With AI becoming an increasingly common presence in many areas of work and business, it’s perhaps unsurprising that the security industry is also getting on board.
Both AI and Machine Learning technology can have a profound effect on the work of security experts, helping streamline processes and crunch huge mountains of data to help protect businesses of all sizes.
But how do you ensure that your organisation is grasping the potential of AI-powered security, and select the correct provider?
"To make AI and machine learning work you need big data, computing at scale and the right sort of software - and we have all of that,” Microsoft’s UK chief security advisor Sian John told TechRadar Pro at the company’s recent Future Decoded event in London.
"Microsoft has the strongest security culture of anywhere I've worked...we're the outside-in organisation.”
Microsoft has an enviable network of over a billion connected devices spread around the globe, feeding information and analysis to the company in order to help it stay abreast of all the latest threats.
The company has offered its Secure Score tool for some time, allowing customers to analyse just how secure their protections are, all powered by the AI services with Office 365 and Azure.
Microsoft also looks to work with its partners and customers to analyse specific needs which can then be addressed on a case-by-case basis, allowing users to tailor the company’s services into their company structure as needed.
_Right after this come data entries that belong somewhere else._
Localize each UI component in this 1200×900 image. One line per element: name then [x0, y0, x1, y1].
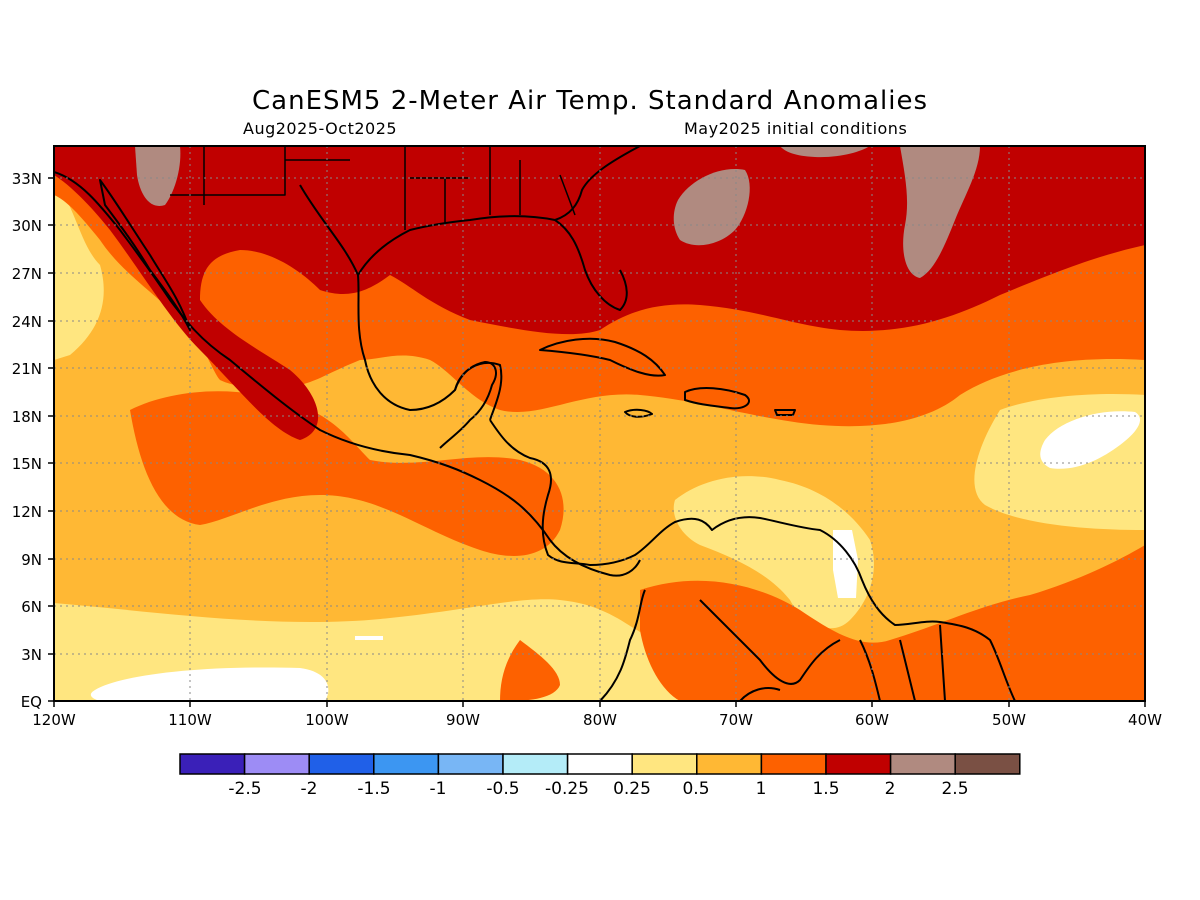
colorbar-label: 0.5 [682, 779, 709, 799]
colorbar-swatch [437, 753, 504, 775]
fill-level-2-25 [900, 146, 980, 278]
lon-label: 100W [305, 711, 349, 729]
fill-level-below-025 [1040, 411, 1140, 469]
colorbar-swatch [243, 753, 310, 775]
lat-label: 6N [21, 598, 42, 616]
coastlines [54, 146, 1016, 701]
lat-label: 30N [12, 217, 42, 235]
fill-level-1-15 [640, 545, 1145, 701]
lon-label: 70W [719, 711, 753, 729]
lat-label: 27N [12, 265, 42, 283]
colorbar-swatch [566, 753, 633, 775]
fill-level-1-15 [130, 391, 564, 556]
lon-label: 60W [855, 711, 889, 729]
colorbar [179, 753, 1021, 775]
forecast-period: Aug2025-Oct2025 [243, 119, 398, 138]
baja-coastline [99, 179, 191, 331]
axis-ticks [48, 177, 1146, 707]
fill-level-below-025 [833, 530, 858, 598]
lat-label: 15N [12, 455, 42, 473]
cuba-coastline [539, 337, 666, 377]
colorbar-swatch [954, 753, 1021, 775]
colorbar-swatch [179, 753, 246, 775]
colorbar-label: 1.5 [812, 779, 839, 799]
colorbar-swatch [373, 753, 440, 775]
lat-label: EQ [21, 693, 42, 711]
florida-coastline [554, 146, 641, 221]
colorbar-label: 2.5 [941, 779, 968, 799]
lat-label: 24N [12, 313, 42, 331]
fill-level-below-025 [90, 667, 329, 701]
longitude-labels: 120W 110W 100W 90W 80W 70W 60W 50W 40W [32, 711, 1162, 729]
lon-label: 80W [583, 711, 617, 729]
lon-label: 120W [32, 711, 76, 729]
colorbar-label: 0.25 [613, 779, 651, 799]
map-grid [54, 146, 1145, 701]
colorbar-swatch [760, 753, 827, 775]
south-america-borders [599, 589, 946, 701]
lon-label: 90W [446, 711, 480, 729]
hispaniola-coastline [684, 387, 750, 410]
yucatan-coastline [454, 362, 503, 421]
lat-label: 9N [21, 551, 42, 569]
colorbar-swatch [825, 753, 892, 775]
lon-label: 50W [992, 711, 1026, 729]
pacific-coastline [54, 171, 641, 577]
colorbar-label: 1 [756, 779, 767, 799]
colorbar-label: -0.25 [545, 779, 589, 799]
colorbar-labels: -2.5 -2 -1.5 -1 -0.5 -0.25 0.25 0.5 1 1.… [228, 779, 968, 799]
gulf-coastline [299, 184, 497, 449]
lat-label: 21N [12, 360, 42, 378]
colorbar-label: -1 [430, 779, 447, 799]
fill-level-below-025 [355, 636, 383, 640]
fill-level-2-25 [673, 169, 750, 246]
colorbar-swatch [696, 753, 763, 775]
us-gulf-coastline [357, 215, 628, 311]
initial-conditions: May2025 initial conditions [684, 119, 908, 138]
colorbar-swatch [502, 753, 569, 775]
lat-label: 3N [21, 646, 42, 664]
fill-level-025-05 [673, 476, 874, 629]
lat-label: 33N [12, 170, 42, 188]
fill-level-2-25 [135, 146, 181, 206]
colorbar-label: -2 [301, 779, 318, 799]
colorbar-label: -0.5 [486, 779, 519, 799]
colorbar-swatch [631, 753, 698, 775]
colorbar-swatch [889, 753, 956, 775]
fill-level-1-15 [500, 640, 560, 701]
fill-level-2-25 [780, 146, 870, 158]
lon-label: 110W [168, 711, 212, 729]
colorbar-label: -2.5 [228, 779, 261, 799]
colorbar-label: 2 [885, 779, 896, 799]
colorbar-label: -1.5 [357, 779, 390, 799]
map-title: CanESM5 2-Meter Air Temp. Standard Anoma… [252, 86, 928, 116]
lat-label: 12N [12, 503, 42, 521]
latitude-labels: EQ 3N 6N 9N 12N 15N 18N 21N 24N 27N 30N … [12, 170, 42, 711]
puerto-rico-coastline [774, 409, 796, 416]
caribbean-coastline-central-america [489, 419, 1016, 701]
lon-label: 40W [1128, 711, 1162, 729]
colorbar-swatch [308, 753, 375, 775]
lat-label: 18N [12, 408, 42, 426]
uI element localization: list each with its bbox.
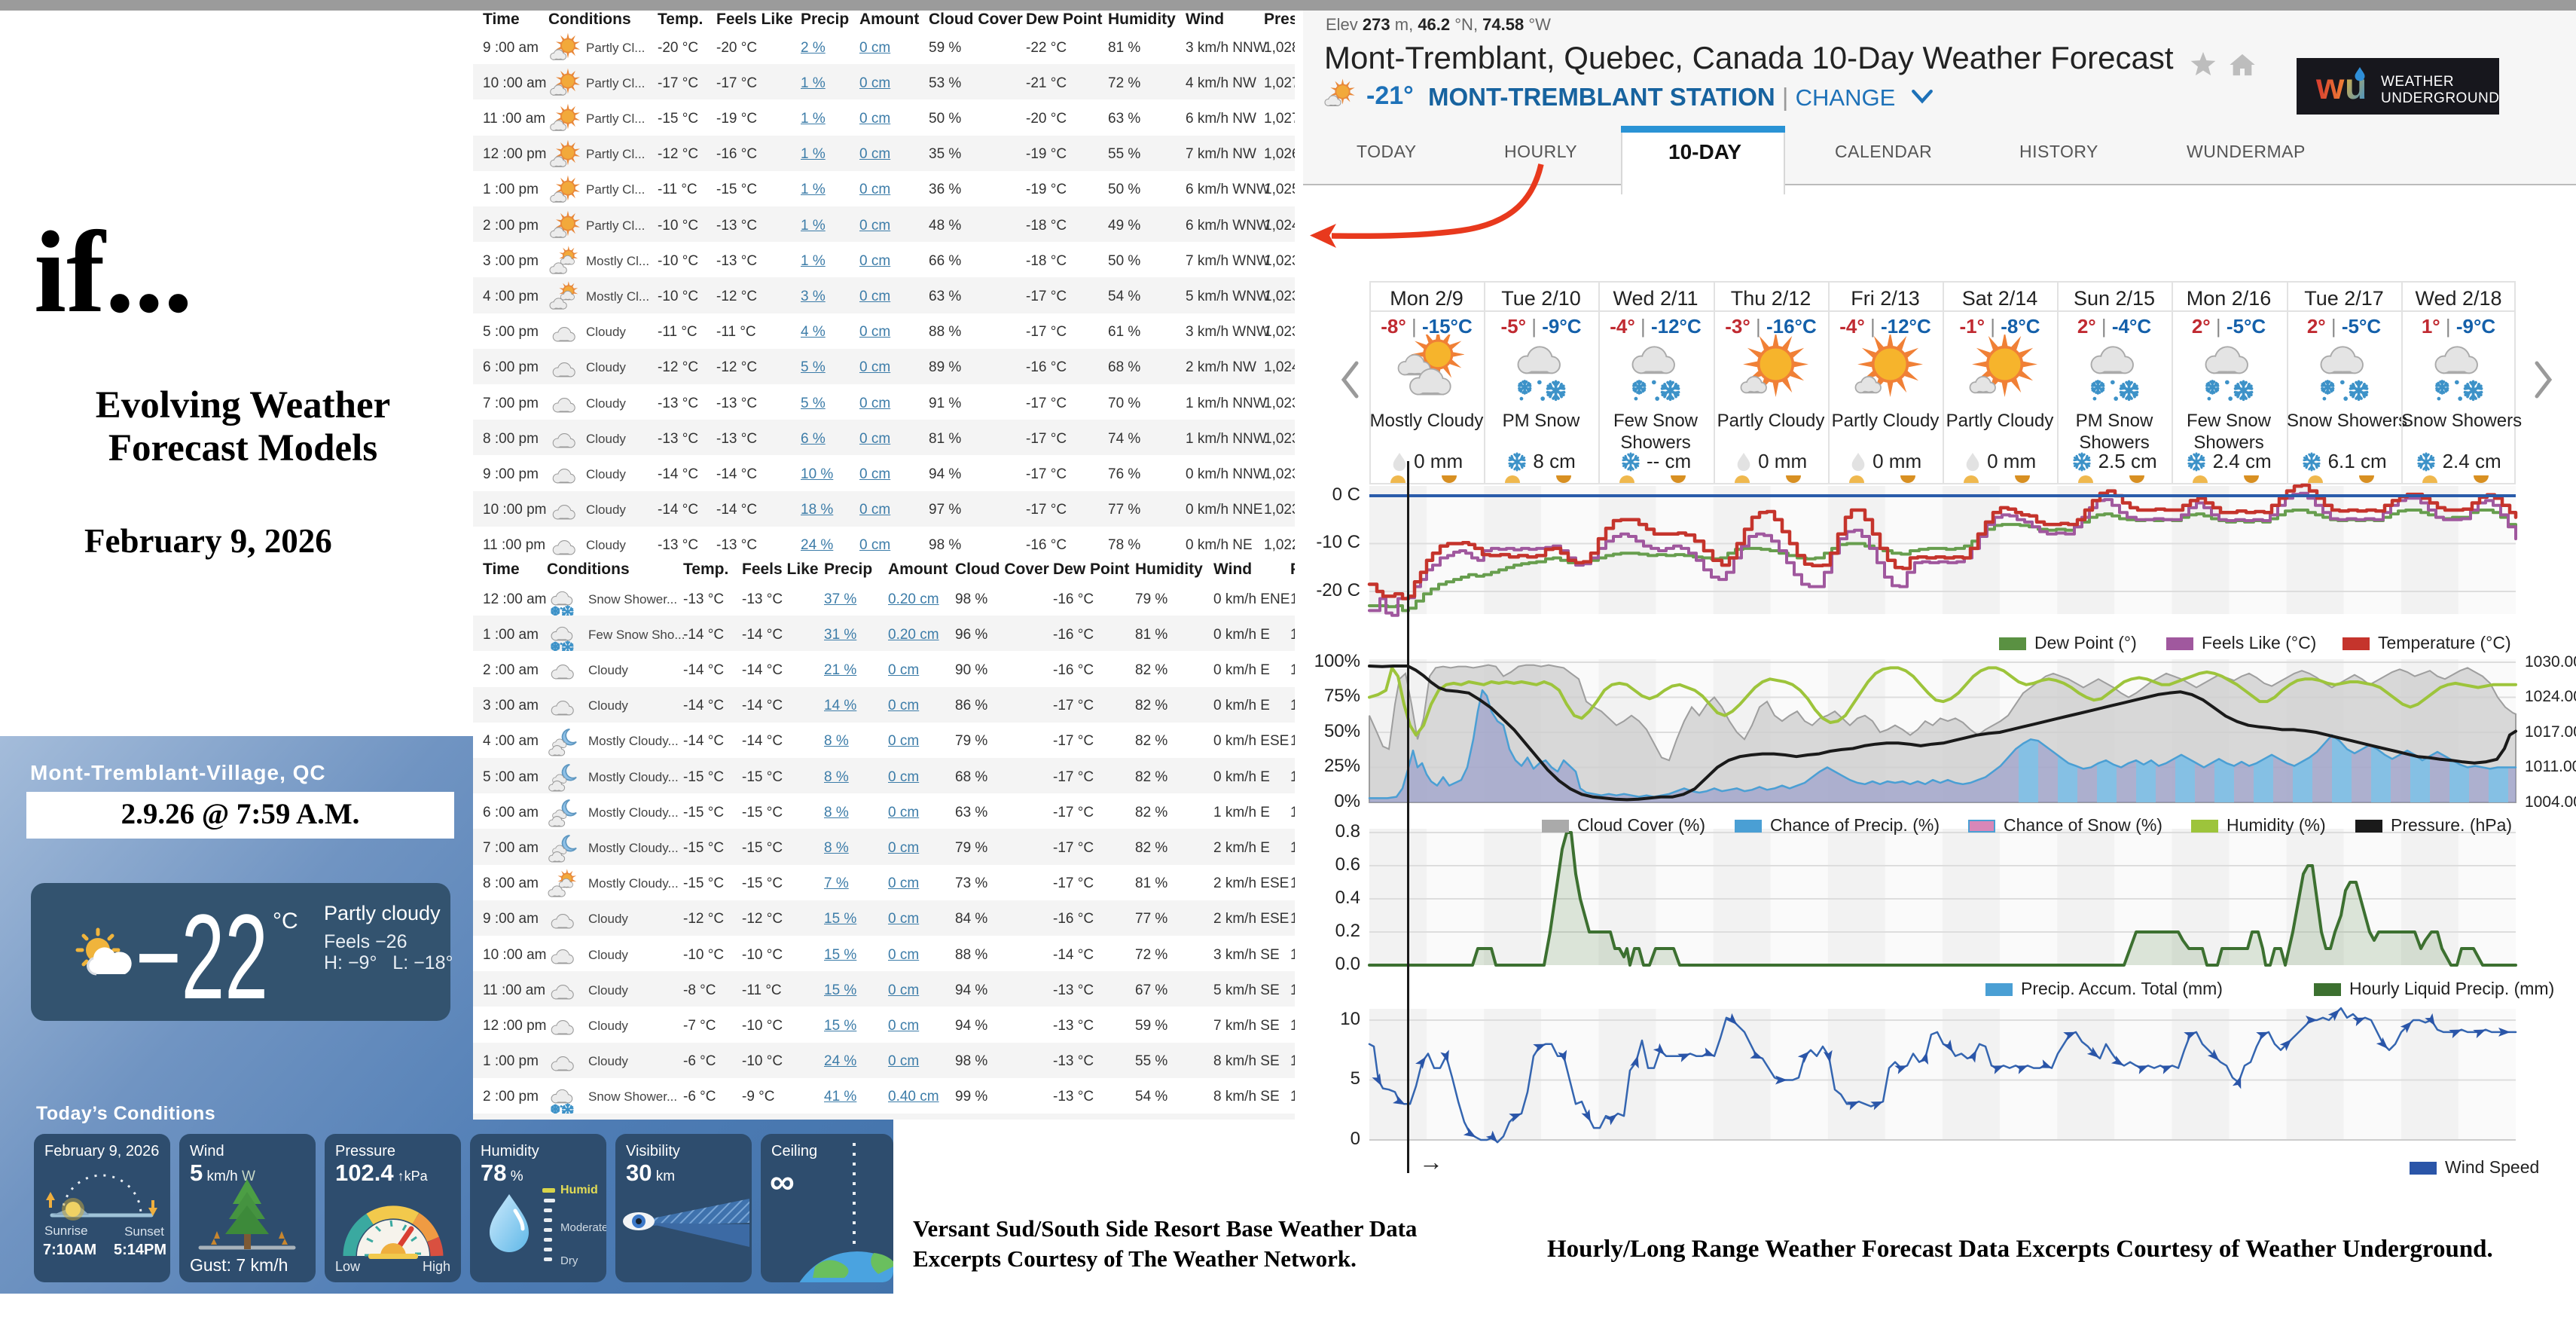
svg-text:WEATHER: WEATHER: [2381, 74, 2454, 90]
svg-text:w: w: [2315, 67, 2345, 107]
svg-text:UNDERGROUND: UNDERGROUND: [2381, 90, 2499, 106]
svg-text:−22: −22: [136, 900, 268, 1006]
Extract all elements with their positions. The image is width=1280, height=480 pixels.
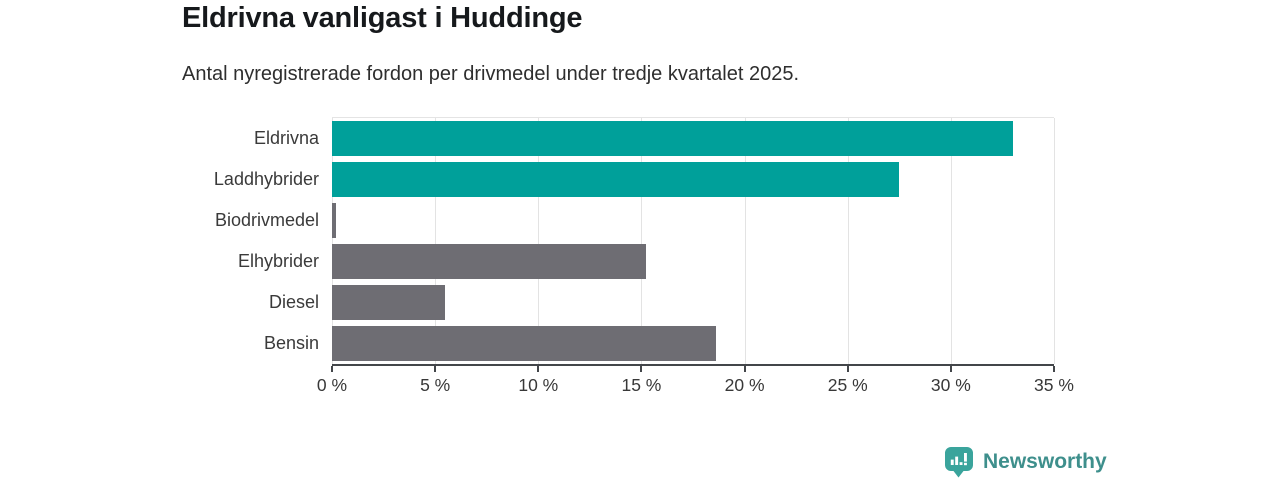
category-label-eldrivna: Eldrivna — [253, 128, 319, 148]
x-tick-label: 25 % — [827, 375, 868, 395]
category-label-diesel: Diesel — [268, 292, 319, 312]
bar-diesel — [332, 285, 446, 320]
x-tick-label: 5 % — [420, 375, 451, 395]
newsworthy-wordmark: Newsworthy — [983, 450, 1107, 473]
x-tick-label: 35 % — [1034, 375, 1074, 395]
gridline — [744, 118, 746, 364]
x-tick-label: 30 % — [930, 375, 971, 395]
category-label-bensin: Bensin — [263, 333, 319, 353]
category-label-biodrivmedel: Biodrivmedel — [214, 210, 319, 230]
x-tick-label: 20 % — [724, 375, 765, 395]
x-tick — [1053, 366, 1055, 372]
newsworthy-logo[interactable]: Newsworthy — [944, 445, 1107, 479]
x-tick — [743, 366, 746, 372]
gridline — [435, 118, 437, 364]
gridline — [1054, 118, 1055, 364]
x-tick — [331, 366, 333, 372]
bar-eldrivna — [332, 121, 1013, 156]
bar-elhybrider — [332, 244, 646, 279]
gridline — [538, 118, 540, 364]
plot-area — [332, 117, 1055, 366]
chart-subtitle: Antal nyregistrerade fordon per drivmede… — [182, 63, 800, 85]
category-label-laddhybrider: Laddhybrider — [213, 169, 319, 189]
x-tick — [846, 366, 849, 372]
x-axis: 0 % 5 % 10 % 15 % 20 % 25 % 30 % 35 % — [317, 366, 1074, 400]
x-tick — [537, 366, 540, 372]
x-tick-label: 10 % — [518, 375, 559, 395]
gridline — [332, 118, 333, 364]
x-tick — [949, 366, 952, 372]
bar-biodrivmedel — [332, 203, 337, 238]
x-tick — [434, 366, 437, 372]
chart-title: Eldrivna vanligast i Huddinge — [182, 2, 583, 34]
x-tick-label: 15 % — [621, 375, 662, 395]
newsworthy-icon — [944, 446, 974, 479]
x-tick — [640, 366, 643, 372]
bar-bensin — [332, 326, 716, 361]
category-label-elhybrider: Elhybrider — [237, 251, 319, 271]
gridline — [847, 118, 849, 364]
gridline — [641, 118, 643, 364]
gridline — [950, 118, 952, 364]
bar-laddhybrider — [332, 162, 900, 197]
category-labels: Eldrivna Laddhybrider Biodrivmedel Elhybrid… — [0, 118, 319, 364]
x-tick-label: 0 % — [316, 375, 348, 395]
"Across everything we're doing in security, machine learning and behavioural detection is at the absolute core,” John notes.
TechRadar Pro spoke to John after Microsoft CEO Satya Nadella had given a passionate speech (pictured above) on the theme of “tech intensity” impacting the speed of digital transformation, and she agreed that security has a crucial part to play in this process.
Nadella has said that AI will be “the defining technology of our time”, and that privacy is a human right, highlighting the heightened importance Microsoft is placing on its security practice.
John notes that even for a company the size of Microsoft, the need to demonstrate what its platforms can do to help secure organisations of all sizes is paramount.
“We have all this capability - now it's about helping organisations to make use of it,” she adds.
“You see it in the organisations that are doing really well - you'll see that their security teams are really innovative and engaged.”
“That's the really exciting thing about our industry as a cybersecurity person, the fact that everyone's going through that change.”
“That's one of our main challenges - you have the tech, you have the capability, but how do you make it easy to engage with and operate?"